Underlying it all is her grief about her father, who is missing and has been for some time.
Another source of worry: she heard at the post office that there's been a tramp (a homeless wanderer) nosing around the neighborhood, who stole some sheets.
Meg goes downstairs to make herself some cocoa, passing the door of the bedroom belonging to her twin brothers Sandy and Dennys. The twins are obnoxiously normal in comparison to her own oddball identity.
Meg arrives in the kitchen to find her youngest brother, Charles Wallace, already there with the family dog, Fortinbras.
Charles Wallace had already put a pot of milk on the stove for Meg, and she reflects on her brother's uncanny ability to read her mind and her mother's.
Charles Wallace and Meg are both considered by the townspeople to be a little slow, but their parents think they're just developing at their own pace, and are really very intelligent.
Part of the reason for the poor opinion of Charles Wallace is that he doesn't talk much around strangers, but in the family he talks like someone much older than his five years.
Mrs. Murry, the kids' mom, joins them in the kitchen, and Charles Wallace makes everyone sandwiches, including a tasty liverwurst-and-cream-cheese one for his mother.
Meg feels much better in the light and comfort of the kitchen.
Mrs. Murry talks about an unsatisfying conversation she had with the mother of the boy Meg had fought earlier that day. She wishes Meg wouldn't be so extreme about everything, but instead would find a happy medium.
Meg is both impressed and depressed by the fact that her mom is not just a brilliant scientist, but also gorgeous to boot.
Mrs. Murry, at Charles Wallace's prompting, assures Meg that she was awful-looking when she was Meg's age.
Charles Wallace says that he would like to talk to his new friend Mrs. Whatsit about Meg.
Upon questioning from his family, he elaborates: Mrs. Whatsit lives with two friends in a house in the woods that's rumored to be haunted, and Charles Wallace met them chasing after the dog.
That very same dog starts acting strangely, growling in the direction of the Mrs. Murry's lab, which leads to the outdoors.
Mrs. Murry goes out to investigate and comes back with a strange little person wrapped in scarves: Mrs. Whatsit.
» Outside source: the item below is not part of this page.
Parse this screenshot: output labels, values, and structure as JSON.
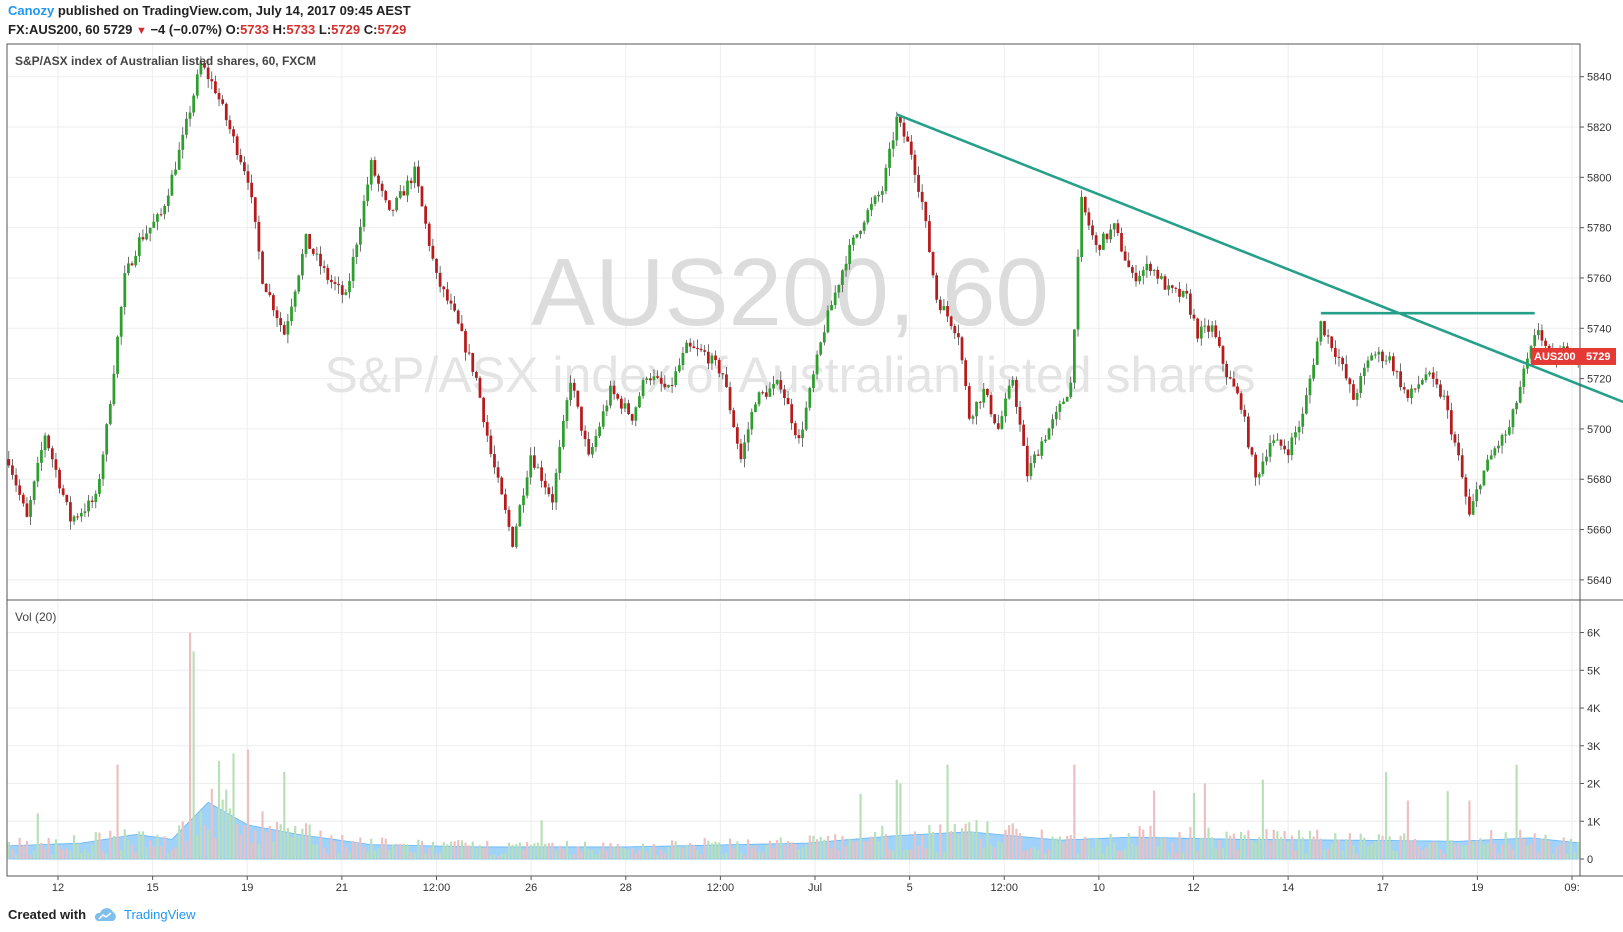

Mrs. Whatsit unwraps herself and, with help from Mrs. Murry, empties out the water from her boots. All the while Mrs. Whatsit is saying things that make it sound like she knows more than she should about the Murrys.
Meg thinks that Mrs. Whatsit is probably the tramp she heard about, and Charles Wallace gets the strange woman to admit to being the sheet thief.
Mrs. Whatsit gets ready to leave, but drops a mysterious bombshell on Mrs. Murry before she leaves, saying that there is such a thing as a tesseract.
Mrs. Murry is blown away by this cryptic pronouncement, and Mrs. Whatsit blows out the door.